Los alimentos que se conservan encurtidos son principalmente vegetales, pudiéndose también conservar productos de origen animal como el huevo o el pescado, como los arenques. En España, y especialmente en el levante, los productos que se encurten son principalmente vegetales, por su abundante producción, como ocurre con el pepino, pimiento, aceituna, cebolla, coliflor, zanahoria o tomate. Otro aperitivo que no puede faltar en la mesa de una familia valenciana, es un tradicional y buen encurtido de calidad o producto en salmuera.
Existe infinidad de productos macerados en agua y sal, sosa o vinagre (coliflor, pepino, calabaza, rábanos, zanahorias, alcaparras, alcaparrón, berenjenas, aceitunas...). Recuerdo a mi abuelo como preparaba los pimientos en vinagre, los tomates verdes en salmuera (Salmorra en valenciano) o las que más le gustaban, las guindillas (cirereta o vitet).

Historia y Tradición de los Encurtidos
La planta del pimiento es originaria de México, Bolivia y Perú, donde además del Capsicum annuum L. Los pimientos llegaron a Europa en el primer viaje realizado por Colón en el año 1493 a América.

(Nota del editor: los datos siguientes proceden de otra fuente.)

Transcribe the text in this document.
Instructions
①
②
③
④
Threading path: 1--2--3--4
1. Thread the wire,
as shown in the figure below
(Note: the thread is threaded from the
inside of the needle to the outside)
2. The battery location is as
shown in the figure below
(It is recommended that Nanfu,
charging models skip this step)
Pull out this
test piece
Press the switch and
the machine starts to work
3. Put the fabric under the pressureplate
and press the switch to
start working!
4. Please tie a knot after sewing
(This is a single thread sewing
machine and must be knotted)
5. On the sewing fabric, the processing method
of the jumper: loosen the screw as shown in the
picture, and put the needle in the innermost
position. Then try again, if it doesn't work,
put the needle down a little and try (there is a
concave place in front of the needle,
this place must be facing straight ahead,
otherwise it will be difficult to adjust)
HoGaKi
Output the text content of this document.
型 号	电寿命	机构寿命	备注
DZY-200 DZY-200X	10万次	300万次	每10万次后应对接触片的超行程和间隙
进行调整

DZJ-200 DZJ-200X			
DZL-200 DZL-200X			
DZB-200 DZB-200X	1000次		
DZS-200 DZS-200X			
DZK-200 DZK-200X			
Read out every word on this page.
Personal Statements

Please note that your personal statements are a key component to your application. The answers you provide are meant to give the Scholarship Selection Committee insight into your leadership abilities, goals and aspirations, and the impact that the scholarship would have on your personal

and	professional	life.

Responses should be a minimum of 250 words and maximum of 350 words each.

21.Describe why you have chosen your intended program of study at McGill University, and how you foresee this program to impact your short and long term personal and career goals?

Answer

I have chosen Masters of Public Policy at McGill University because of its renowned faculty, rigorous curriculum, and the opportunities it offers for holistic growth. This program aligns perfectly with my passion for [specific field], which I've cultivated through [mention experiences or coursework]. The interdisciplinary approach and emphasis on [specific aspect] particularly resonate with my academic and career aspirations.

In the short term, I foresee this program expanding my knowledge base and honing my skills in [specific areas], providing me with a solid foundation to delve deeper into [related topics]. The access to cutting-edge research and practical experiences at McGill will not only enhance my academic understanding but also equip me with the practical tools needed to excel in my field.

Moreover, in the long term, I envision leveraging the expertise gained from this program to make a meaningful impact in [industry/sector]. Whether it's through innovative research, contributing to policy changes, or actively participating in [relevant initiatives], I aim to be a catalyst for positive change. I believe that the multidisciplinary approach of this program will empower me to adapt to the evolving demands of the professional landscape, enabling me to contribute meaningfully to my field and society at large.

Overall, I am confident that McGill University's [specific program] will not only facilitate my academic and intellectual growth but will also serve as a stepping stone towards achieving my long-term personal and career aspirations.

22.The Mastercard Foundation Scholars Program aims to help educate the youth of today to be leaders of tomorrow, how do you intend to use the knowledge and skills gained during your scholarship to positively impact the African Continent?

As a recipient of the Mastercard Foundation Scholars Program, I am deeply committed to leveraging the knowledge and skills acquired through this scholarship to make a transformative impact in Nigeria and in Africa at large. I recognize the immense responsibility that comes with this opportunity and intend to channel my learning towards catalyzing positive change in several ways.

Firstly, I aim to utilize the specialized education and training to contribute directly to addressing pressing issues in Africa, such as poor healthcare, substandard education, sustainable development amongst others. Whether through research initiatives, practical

La introducción del pimiento en Europa supuso un avance importante en las costumbres culinarias debido a que se empleaba como complemento de una especia muy popular, la pimienta negra, de hecho, llegó incluso a sustituirla. Su consumo en Europa data de hace varios siglos; sin embargo, las variedades de pimientos grandes, suaves y poco picantes que se consumen en la actualidad se consiguieron a principios del siglo XX gracias a los cultivos intensivos.

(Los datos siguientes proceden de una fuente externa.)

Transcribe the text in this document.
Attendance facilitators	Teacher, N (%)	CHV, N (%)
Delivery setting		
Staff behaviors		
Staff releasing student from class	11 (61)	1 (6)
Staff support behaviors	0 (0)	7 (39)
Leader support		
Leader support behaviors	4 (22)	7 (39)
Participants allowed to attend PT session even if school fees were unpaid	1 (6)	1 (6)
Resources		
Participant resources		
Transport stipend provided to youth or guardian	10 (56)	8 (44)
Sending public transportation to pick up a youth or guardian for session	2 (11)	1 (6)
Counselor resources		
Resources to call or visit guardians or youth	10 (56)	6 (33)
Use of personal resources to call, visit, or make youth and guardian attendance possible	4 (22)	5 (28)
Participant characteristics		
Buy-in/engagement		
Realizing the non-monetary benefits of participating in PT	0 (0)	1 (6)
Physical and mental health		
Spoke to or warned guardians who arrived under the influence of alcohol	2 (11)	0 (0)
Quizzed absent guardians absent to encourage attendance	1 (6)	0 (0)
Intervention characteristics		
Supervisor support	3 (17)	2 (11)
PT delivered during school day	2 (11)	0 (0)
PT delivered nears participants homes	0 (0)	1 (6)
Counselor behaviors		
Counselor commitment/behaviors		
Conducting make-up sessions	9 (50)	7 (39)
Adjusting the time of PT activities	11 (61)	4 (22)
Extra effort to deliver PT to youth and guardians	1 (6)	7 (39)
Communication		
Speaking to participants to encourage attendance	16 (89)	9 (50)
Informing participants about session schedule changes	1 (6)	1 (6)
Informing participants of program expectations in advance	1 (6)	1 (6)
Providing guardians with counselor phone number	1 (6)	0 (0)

En verano, cuando éramos más pequeños, la iaia hacía salmorra en una jarreta. A ella le enseñó a hacerla la tía Adela, de Castellón de Rugat (Es un pueblo de Valencia entre Gandía y Xátiva). La tía Adela no era hermana de nadie de la familia, pero era vecina en el pueblo y como allí los iaios estaban solos nos cuidaba como si lo fuera, además era costumbre llamar a las señoras tías.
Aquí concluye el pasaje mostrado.